INTERNATIONAL: "China's Answer to a Crime Includes Amateur Sleuths," by Andrew Jacobs, New York Times, 25 February 2009.
Prisoners awaiting trial in a county jail allegedly play a dry version of Marco Polo and the searcher, blindfolded, stumbles and hits his head on the floor, triggering a fatal wound.
So sayeth the police.
Public reaction surmised otherwise, as thousands of netizens start positing the prisoner died from interrogation, something that apparently happens a lot in the Chinese police station.
Provincial officials try to tamp down on the anger by inviting the public to solve the case. One thousand (!) volunteers are pared down to a citizens committee of 15, who visit the scene, check evidence, etc.
No, no great answers found, but the case riveted the public, notes the article, and "fueled a frank discussion online and in the state-run media about the extent--and the limits--of official attempts to shape popular opinion."
The provincial official's motive? To restore public faith:
Past experience has shown that the doubts of the netizens will not shift or recede on their own over time.
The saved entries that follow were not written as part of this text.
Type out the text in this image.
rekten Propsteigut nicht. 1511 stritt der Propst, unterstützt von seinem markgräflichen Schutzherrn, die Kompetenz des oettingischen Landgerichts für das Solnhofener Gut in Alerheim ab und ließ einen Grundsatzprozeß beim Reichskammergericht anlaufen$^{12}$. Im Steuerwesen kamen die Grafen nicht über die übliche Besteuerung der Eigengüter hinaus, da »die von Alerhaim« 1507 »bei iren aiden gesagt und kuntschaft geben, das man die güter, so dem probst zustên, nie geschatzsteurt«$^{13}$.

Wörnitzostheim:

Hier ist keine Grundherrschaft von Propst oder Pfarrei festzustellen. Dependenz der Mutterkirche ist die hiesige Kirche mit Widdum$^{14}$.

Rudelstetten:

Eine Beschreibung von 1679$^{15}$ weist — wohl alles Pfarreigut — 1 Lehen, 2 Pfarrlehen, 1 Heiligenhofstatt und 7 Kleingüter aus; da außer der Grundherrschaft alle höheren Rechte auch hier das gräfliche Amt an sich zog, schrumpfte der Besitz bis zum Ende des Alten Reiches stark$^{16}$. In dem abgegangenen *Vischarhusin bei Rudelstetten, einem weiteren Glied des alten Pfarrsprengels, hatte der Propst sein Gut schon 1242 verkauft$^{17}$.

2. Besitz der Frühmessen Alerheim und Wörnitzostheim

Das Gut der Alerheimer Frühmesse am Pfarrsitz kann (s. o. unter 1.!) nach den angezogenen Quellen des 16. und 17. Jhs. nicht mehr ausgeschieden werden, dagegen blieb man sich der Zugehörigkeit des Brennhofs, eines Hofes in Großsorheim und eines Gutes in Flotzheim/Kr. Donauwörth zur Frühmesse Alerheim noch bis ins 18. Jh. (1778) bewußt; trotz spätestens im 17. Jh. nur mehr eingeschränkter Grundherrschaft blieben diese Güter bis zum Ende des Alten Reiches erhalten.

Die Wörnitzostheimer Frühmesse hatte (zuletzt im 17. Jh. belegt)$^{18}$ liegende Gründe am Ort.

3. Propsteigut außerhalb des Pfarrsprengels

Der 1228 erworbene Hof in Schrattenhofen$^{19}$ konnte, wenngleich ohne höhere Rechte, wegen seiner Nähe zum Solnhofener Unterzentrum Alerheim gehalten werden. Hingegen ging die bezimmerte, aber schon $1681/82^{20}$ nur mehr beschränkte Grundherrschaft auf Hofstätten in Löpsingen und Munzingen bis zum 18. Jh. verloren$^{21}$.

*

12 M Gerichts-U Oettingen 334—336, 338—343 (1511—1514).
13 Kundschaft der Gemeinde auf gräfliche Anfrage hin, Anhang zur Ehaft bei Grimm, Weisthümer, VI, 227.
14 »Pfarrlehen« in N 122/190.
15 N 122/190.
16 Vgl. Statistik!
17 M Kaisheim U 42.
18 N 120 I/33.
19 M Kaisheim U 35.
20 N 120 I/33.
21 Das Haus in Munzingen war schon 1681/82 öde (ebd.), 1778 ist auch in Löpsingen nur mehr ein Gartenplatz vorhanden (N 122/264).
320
Instead, the doubts will actually rise.
The key phrase there is "on their own."
The attempt backfires because--surprise!--it turns out that all 15 committee members were employees of the state-run media, and the leader is one of those "fifty-cent party members" who gets paid to write pro-gov postings on the web (at 50 cents a pop).
So the postings by angry citizens continue to pile up by the tens of thousands.